Danny Finkelstein’s Times column (£) today is typically smart. I doubt any leading political columnist in Britain enjoys paradox more than the Fink.
Consider this, he suggests: the flak the Lib Dems have taken for their reality-based flip-flop on tuition fees is, on the surface, a blessing for the Tories. But that masks another fact: the students and their cheerleaders aren’t upset with the Tories because, deep down, they expect them to be heartless, cut-throat bastards. Worse still, the coalition could reframe and reinforce that view: everything nice and cuddly will be due to the moderating Liberal Democrat influence; everything brutish and reactionary the proof that Tory blood still runs nasty. This may be unfair but that’s a different point entirely.
So far so easy. Then the Fink moves into provocative mode:
The latest vogue idea among party activists is for the party outside government to start working on distinctively Tory ideas that show what the party would do if it didn’t have to compromise with its partners. Most of this involves being more obviously right-wing.
Yet there is an irony here. If the party wishes to have more independence of action and not to rely on the Liberal Democrats, then it should move towards the centre, making the Lib Dems redundant. If it wishes to be in perpetual coalition it should move towards the right, keeping its core but making it necessary to add the support of other parties in order to govern. In other words, it should act in exactly the opposite way to that which the activists are advising.
What the party cannot do is expect the sort of people who have traditionally voted Lib Dem to disappear in a puff of smoke just because that party is under pressure.
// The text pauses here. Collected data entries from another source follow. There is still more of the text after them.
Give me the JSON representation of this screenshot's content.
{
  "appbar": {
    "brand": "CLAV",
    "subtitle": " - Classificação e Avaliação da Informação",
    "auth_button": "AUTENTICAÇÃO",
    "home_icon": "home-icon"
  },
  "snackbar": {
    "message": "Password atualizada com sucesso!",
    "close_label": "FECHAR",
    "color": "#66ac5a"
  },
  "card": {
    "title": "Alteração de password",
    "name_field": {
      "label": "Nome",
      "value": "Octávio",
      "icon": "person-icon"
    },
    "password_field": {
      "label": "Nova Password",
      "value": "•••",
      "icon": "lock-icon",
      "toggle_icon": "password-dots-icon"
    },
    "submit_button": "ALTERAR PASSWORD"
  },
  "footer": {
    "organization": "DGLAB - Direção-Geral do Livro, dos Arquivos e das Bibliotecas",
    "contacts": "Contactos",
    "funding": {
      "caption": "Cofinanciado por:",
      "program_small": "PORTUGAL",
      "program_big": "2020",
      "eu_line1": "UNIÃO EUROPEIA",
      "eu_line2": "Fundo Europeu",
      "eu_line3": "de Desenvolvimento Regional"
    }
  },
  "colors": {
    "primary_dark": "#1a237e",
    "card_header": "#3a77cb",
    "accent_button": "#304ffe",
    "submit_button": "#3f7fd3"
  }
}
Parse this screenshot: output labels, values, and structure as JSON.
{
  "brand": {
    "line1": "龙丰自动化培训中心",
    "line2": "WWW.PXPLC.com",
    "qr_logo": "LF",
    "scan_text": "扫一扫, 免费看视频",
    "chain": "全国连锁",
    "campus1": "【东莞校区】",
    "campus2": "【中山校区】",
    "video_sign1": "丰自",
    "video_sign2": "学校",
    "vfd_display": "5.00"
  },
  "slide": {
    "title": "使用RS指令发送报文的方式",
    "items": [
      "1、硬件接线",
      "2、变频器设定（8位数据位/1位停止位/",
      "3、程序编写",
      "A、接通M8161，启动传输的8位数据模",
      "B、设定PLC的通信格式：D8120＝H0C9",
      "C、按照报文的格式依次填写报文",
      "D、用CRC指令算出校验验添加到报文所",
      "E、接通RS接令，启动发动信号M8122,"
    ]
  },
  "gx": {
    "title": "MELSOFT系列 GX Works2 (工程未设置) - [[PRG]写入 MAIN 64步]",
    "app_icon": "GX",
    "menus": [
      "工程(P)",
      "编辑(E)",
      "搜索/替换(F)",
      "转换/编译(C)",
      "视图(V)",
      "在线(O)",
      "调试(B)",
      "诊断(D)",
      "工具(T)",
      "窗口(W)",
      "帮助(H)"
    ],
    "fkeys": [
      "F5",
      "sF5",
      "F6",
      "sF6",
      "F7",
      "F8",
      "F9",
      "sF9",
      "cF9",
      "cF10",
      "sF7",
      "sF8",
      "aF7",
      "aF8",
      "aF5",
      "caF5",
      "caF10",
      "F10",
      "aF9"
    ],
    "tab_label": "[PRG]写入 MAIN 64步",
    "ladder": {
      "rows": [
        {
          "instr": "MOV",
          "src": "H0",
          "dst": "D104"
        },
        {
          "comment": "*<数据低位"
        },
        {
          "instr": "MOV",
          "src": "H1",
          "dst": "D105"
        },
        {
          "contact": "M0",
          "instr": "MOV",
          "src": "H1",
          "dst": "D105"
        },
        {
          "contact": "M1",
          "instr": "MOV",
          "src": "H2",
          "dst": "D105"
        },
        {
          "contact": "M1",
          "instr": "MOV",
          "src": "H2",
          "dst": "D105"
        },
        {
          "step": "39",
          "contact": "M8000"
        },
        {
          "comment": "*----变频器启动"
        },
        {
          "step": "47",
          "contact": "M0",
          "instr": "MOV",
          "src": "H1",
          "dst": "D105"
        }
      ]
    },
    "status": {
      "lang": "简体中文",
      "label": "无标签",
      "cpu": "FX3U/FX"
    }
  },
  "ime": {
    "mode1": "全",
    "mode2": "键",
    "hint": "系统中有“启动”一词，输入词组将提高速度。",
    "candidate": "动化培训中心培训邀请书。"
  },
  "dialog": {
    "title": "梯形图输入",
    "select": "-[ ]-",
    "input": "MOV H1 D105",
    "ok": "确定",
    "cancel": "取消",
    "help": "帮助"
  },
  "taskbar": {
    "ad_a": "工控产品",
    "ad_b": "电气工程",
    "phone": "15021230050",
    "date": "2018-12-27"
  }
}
The Tories did not win enough of those people at the last election. And if they are to win a majority they will need to do better.
I think there’s something to this but I’m not sure how you resolve or square the problem. Which is another reason why, for politics as well as everything else, it still makes sense for parties to come to some sort of an electoral agreement and stand on some kind of common platform at the next election. Disentangling the coalition will not be as easy or as liberating as some – in both parties – think. They are lashed together and they will sink or survive together.This creates an awkward dilemma. To help Nick Clegg it is necessary to give him credit for policy successes, but in order to thrive electorally it is necessary for Tories to be credited with progressive measures.
A joint approach at the next election makes sense in other ways too, not the least of which being that it will prevent, or lesson, intra-coalition squabbling while also allowing both parties to train their fire on a common enemy: Labour.